The increased use of silica and silicon-containing nanoparticles (Si-NP) in agricultural applications has stimulated interest in determining their potential migration in the environment and their uptake by living organisms. Understanding the fate and behavior of Si-NPs will require their accurate analysis and characterization in very complex environmental matrices. In this study, we investigated Si-NP analysis in soil using single-particle ICP-MS. A magnetic sector instrument was operated at medium resolution to overcome the impact of polyatomic interferences (e.g., (14)N(14)N and (12)C(16)O) on (28)Si determinations.

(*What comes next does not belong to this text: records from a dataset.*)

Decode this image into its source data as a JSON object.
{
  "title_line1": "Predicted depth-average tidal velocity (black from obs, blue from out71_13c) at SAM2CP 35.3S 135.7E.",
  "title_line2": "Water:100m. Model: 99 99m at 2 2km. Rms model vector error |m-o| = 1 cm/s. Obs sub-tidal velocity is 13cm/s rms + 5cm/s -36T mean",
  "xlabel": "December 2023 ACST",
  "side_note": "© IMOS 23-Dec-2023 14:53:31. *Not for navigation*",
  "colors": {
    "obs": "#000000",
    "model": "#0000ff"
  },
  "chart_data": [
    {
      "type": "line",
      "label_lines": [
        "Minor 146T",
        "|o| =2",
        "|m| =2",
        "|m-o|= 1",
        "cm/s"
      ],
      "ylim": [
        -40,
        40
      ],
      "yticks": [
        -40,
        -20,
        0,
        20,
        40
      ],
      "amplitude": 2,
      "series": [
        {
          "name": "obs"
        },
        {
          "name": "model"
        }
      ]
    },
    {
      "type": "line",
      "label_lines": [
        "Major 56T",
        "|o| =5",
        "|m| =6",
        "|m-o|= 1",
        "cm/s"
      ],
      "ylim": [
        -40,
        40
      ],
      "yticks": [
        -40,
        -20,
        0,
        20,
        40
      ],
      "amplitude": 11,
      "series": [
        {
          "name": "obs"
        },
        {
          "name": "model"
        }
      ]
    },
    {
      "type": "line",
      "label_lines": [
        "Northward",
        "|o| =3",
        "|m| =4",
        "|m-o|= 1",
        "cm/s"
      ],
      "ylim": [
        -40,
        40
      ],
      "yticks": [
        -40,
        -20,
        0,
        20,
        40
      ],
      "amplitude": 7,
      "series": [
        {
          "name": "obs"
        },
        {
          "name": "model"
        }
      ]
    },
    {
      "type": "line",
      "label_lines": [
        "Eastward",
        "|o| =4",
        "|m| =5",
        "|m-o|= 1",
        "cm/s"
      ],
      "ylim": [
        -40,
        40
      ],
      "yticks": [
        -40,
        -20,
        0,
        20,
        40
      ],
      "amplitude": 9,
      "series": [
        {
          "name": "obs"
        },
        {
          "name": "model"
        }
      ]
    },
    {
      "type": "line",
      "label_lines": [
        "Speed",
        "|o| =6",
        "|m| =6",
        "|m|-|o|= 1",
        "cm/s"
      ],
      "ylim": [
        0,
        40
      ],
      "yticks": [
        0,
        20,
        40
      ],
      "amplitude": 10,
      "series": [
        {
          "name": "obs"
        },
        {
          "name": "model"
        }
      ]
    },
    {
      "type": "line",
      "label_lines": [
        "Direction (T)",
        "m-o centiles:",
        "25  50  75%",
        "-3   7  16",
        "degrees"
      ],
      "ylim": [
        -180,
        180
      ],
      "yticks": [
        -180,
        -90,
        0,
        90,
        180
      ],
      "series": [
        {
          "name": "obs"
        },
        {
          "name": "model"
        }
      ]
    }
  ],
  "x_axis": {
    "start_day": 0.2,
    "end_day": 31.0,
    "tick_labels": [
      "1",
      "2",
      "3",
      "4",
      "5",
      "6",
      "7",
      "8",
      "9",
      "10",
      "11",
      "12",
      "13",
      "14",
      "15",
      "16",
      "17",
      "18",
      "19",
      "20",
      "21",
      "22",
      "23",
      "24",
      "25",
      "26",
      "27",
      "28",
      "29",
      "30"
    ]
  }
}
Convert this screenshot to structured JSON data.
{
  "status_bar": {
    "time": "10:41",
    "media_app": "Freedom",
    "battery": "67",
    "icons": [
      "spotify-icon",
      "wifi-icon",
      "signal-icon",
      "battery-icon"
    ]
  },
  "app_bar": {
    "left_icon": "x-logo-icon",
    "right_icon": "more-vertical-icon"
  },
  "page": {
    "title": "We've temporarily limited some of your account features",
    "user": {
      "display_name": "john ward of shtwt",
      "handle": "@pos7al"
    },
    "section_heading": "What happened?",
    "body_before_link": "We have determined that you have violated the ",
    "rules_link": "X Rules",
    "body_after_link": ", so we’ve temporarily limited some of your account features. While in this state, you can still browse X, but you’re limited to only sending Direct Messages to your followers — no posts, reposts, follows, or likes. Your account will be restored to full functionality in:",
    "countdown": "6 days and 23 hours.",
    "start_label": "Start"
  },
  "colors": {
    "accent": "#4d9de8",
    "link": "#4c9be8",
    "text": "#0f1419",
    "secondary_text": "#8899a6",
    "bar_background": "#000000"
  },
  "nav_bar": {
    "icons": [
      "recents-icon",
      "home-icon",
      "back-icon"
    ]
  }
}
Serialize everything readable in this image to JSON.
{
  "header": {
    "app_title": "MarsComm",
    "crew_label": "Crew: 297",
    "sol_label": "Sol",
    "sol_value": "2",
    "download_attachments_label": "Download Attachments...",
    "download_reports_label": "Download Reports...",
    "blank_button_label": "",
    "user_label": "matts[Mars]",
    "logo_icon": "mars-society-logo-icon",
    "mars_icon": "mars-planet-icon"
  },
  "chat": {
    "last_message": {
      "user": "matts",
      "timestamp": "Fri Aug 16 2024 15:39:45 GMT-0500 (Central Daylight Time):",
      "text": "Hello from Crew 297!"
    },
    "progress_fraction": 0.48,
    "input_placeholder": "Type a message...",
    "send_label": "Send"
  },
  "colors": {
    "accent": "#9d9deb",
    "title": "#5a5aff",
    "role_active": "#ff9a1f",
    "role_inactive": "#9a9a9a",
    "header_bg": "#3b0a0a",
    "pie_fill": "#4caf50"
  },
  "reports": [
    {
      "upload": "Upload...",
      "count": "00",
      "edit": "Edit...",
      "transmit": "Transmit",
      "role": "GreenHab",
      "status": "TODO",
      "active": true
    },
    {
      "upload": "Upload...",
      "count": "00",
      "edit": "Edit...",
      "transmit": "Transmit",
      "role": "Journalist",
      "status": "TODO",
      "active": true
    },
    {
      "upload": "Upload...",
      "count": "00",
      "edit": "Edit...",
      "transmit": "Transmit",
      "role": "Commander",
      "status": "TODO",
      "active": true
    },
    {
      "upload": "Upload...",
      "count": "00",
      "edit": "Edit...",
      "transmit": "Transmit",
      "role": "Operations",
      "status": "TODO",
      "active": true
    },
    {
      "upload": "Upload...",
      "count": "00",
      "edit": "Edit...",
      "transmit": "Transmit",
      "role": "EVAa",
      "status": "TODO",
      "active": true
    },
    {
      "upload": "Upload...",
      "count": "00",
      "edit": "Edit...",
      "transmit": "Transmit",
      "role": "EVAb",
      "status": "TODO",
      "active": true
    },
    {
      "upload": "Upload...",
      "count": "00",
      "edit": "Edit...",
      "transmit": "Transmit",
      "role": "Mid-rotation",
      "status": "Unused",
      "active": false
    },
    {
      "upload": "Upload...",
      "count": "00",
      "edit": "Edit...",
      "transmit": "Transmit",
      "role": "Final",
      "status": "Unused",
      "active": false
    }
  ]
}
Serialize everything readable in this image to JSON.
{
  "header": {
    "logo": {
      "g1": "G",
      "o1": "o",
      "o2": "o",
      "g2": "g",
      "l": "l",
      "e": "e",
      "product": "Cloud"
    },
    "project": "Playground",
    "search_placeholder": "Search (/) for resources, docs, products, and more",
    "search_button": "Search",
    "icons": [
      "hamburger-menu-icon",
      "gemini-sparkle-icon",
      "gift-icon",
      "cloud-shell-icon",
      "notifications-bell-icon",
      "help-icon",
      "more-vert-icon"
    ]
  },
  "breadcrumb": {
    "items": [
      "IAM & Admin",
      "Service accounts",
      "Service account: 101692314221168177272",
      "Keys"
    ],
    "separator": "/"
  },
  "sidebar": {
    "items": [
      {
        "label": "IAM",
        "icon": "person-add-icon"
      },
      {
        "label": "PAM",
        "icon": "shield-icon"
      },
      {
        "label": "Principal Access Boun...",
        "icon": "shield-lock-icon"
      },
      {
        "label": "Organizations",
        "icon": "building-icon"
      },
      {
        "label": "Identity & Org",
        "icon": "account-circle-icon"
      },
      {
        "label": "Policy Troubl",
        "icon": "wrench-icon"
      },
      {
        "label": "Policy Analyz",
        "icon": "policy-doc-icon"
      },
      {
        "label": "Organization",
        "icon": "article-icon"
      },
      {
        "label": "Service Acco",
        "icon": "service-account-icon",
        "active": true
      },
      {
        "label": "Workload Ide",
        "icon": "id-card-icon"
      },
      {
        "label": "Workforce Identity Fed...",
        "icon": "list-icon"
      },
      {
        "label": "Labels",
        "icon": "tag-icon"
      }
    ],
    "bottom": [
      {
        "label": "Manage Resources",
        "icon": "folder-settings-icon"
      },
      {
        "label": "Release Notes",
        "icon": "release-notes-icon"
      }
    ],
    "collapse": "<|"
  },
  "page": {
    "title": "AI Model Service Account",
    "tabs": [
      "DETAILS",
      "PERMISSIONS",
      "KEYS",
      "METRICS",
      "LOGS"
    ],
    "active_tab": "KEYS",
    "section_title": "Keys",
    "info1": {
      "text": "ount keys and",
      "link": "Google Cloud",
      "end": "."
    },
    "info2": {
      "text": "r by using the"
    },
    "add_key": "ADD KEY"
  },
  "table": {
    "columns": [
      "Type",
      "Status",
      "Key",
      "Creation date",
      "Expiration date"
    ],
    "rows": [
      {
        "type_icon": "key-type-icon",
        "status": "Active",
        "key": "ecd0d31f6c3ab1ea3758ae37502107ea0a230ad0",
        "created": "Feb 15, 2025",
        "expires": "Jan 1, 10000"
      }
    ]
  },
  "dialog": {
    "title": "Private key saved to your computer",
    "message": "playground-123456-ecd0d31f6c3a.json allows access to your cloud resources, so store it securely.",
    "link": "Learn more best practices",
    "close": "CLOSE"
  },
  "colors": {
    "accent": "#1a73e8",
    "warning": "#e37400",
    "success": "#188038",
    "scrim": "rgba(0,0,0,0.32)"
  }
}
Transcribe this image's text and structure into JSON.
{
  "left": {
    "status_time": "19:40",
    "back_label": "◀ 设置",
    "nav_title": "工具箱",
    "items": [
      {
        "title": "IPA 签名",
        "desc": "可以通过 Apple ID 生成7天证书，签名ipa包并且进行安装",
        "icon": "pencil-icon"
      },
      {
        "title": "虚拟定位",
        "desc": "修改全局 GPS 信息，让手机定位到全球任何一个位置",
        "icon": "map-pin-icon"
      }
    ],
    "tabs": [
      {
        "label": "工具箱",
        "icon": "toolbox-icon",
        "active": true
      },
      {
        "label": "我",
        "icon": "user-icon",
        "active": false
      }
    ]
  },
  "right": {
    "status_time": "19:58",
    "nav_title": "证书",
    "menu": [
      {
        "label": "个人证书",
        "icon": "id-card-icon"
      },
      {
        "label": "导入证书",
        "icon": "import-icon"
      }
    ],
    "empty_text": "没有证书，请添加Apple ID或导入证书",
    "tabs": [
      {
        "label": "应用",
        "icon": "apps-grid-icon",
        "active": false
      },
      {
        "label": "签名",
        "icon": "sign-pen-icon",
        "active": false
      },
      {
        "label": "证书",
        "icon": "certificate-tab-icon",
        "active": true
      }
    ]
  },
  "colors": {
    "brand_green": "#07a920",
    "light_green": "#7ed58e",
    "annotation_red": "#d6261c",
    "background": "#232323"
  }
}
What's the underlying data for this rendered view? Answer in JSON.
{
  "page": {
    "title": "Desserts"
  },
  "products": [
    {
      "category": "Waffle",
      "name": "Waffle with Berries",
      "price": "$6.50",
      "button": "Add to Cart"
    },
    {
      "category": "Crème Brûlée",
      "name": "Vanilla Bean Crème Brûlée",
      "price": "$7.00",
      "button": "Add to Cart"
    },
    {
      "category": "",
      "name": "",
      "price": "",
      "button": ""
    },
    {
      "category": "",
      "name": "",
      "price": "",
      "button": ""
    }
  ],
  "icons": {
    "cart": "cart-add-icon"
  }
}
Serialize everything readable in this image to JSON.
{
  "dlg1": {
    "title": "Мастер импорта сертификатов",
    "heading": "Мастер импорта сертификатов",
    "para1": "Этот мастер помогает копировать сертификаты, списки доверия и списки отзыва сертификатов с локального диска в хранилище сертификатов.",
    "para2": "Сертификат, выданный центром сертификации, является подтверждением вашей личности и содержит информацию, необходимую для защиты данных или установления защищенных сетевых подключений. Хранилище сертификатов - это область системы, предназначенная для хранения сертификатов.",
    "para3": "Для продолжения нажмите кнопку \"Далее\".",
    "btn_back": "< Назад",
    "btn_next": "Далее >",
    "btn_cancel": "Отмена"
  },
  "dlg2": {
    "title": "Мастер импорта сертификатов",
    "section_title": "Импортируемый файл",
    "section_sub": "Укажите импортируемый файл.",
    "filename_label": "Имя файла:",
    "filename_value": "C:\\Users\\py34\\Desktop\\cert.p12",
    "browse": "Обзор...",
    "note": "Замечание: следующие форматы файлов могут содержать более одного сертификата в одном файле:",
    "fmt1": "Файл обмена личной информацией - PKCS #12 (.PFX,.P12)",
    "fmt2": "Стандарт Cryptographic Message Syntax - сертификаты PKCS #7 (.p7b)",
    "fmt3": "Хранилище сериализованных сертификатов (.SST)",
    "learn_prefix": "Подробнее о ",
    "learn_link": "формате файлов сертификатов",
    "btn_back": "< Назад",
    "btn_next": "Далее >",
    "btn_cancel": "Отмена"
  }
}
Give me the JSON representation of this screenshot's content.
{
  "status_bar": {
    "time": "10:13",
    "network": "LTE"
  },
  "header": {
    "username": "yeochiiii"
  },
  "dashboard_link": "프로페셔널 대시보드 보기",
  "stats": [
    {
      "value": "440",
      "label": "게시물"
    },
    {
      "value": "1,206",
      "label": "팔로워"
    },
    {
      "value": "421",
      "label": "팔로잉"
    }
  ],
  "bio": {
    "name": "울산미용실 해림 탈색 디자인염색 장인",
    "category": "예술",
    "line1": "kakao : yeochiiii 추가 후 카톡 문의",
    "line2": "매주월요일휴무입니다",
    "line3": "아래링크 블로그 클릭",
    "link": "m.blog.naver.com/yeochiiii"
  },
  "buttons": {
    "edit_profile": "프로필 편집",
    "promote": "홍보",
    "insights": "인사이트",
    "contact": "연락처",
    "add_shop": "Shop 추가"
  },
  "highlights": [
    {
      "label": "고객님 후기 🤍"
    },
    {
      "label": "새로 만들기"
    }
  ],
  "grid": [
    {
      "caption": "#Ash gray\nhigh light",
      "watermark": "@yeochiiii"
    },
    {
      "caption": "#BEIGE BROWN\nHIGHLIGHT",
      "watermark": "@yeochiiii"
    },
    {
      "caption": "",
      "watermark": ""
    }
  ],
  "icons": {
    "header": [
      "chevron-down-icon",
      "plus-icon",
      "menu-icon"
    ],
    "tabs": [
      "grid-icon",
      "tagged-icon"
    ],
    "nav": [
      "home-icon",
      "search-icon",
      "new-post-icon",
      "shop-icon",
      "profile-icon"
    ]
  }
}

Consequently, a size detection limit of 29 ± 3 nm (diameter of spherical SiO(2) NP) was achieved in Milli-Q water. Si-NP were extracted from agricultural soil using several extractants, including Ca(NO(3))(2), Mg(NO(3))(2), BaCl(2), NaNO(3), Na(4)P(2)O(7), fulvic acid (FA) and Na(2)H(2)EDTA. The best extraction efficiency was found for Na(4)P(2)O(7,) for which the size distribution of Si-NP in the leachates was well preserved for at least one month. On the other hand, Ca(NO(3))(2), Mg(NO(3))(2) and BaCl(2) were relatively less effective and generally led to particle agglomeration. A time-of-flight ICP-MS was also used to examine the nature of the extracted Si-NP on a single-particle basis. Aluminosilicates accounted for the greatest number of extracted NP (~46%), followed by NP where Si was the only detected metal (presumably SiO(2), ~30%).